This is quite interesting. Common hashes is pretty cool. What about for SHA-1, c...

btilly · on Jan 29, 2012

There is a well-known principle called the pigeon-hole principle - you cannot put more pigeons than you have holes in holes without putting at least 2 in one.

The larger the number of bits you have, the larger the number of possible messages. Therefore if the size of the message exceeds the size of the hash, there are more possible messages than there are possible hashes they can be sent to. Therefore by the pigeonhole principle, some hash value represents more than one message, so there must be collisions.

That part is simple. The hard part is finding them. The simplest way is to just try lots of random messages, until 2 give the same hash value. This is called brute force. But there are enough possible hash values that this is not feasible.

To date we have not found an SHA-1 collision.

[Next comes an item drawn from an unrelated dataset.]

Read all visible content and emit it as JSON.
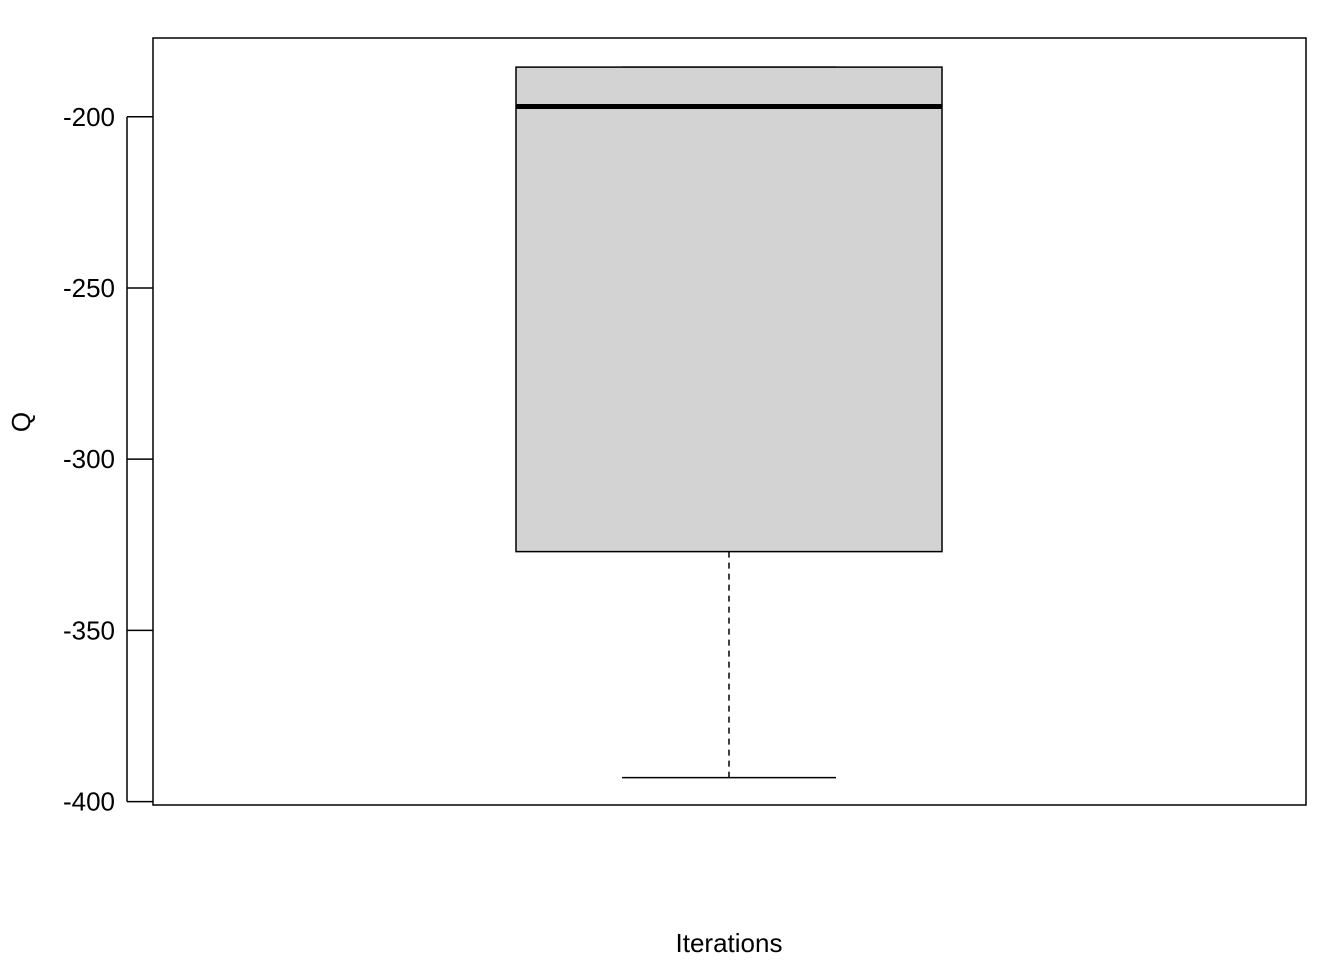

However we know of algorithms that should be able to find one faster than brute force. But we have not actually found one yet.

However attacks only get better, and computers only get faster. It is widely accepted that an actual hash collision in SHA-1 is just a matter of time now.

dedward · on Jan 29, 2012

its not just widely accepted.... hashing algorithms, due to the pigeonhole principle you just explained, by definition are full of collisions.

the only security relevant part is how hard it is to find them for use in various scenarios......

(this is why i really dont get why zfs ever did deduplication relying on hash only.... sure verify is an option, but it would be insane to use hash only....... unlessi am overlooking aomething statistical that makes it make sense (maybethe odds of a collision are fR less than the odds of total hardwarefailure ?still.....)

caf · on Jan 30, 2012

Your last sentence hits the nail on the head. Even when storing petabytes of data, the odds on a freak hash collision are still many orders of magnitude longer than the odds on a hardware failure.

saurik · on Jan 30, 2012

There's a statement that has been "pretty much permanently" on a whiteboard-covered wall of the computer lab at my college telling a joke about "the difference between a mathematician and an engineer", that goes through the math behind a specific type of prime number generator, calculates the likelihood that it might fail, and then claims the mathematician cares about that while the engineer knows that is orders of magnitude less likely than a guaranteed algorithm failing due to a cosmic ray hitting it in RAM and flipping one of its bits. ;P

dedward · on Jan 30, 2012

Indeed... a quick search turns up someone from the zfs team indicating that a collision in zfs dedup (sha256) is 50 orders of magnitude less likely than an uncorrected hardware error. i shoukd have looked before posting.

btilly · on Jan 30, 2012

I meant, of course, that we'll find one.

We know the exist. We just don't have any examples to present.

mansr · on Jan 29, 2012

If the number of possible messages is greater than the number of possible hashes, collisions are trivially guaranteed to occur. Since hashes are typically used with messages longer than 192 bits, SHA-1 collisions are certainly a possibility. Constructing one is orders of magnitude harder than for MD5, though.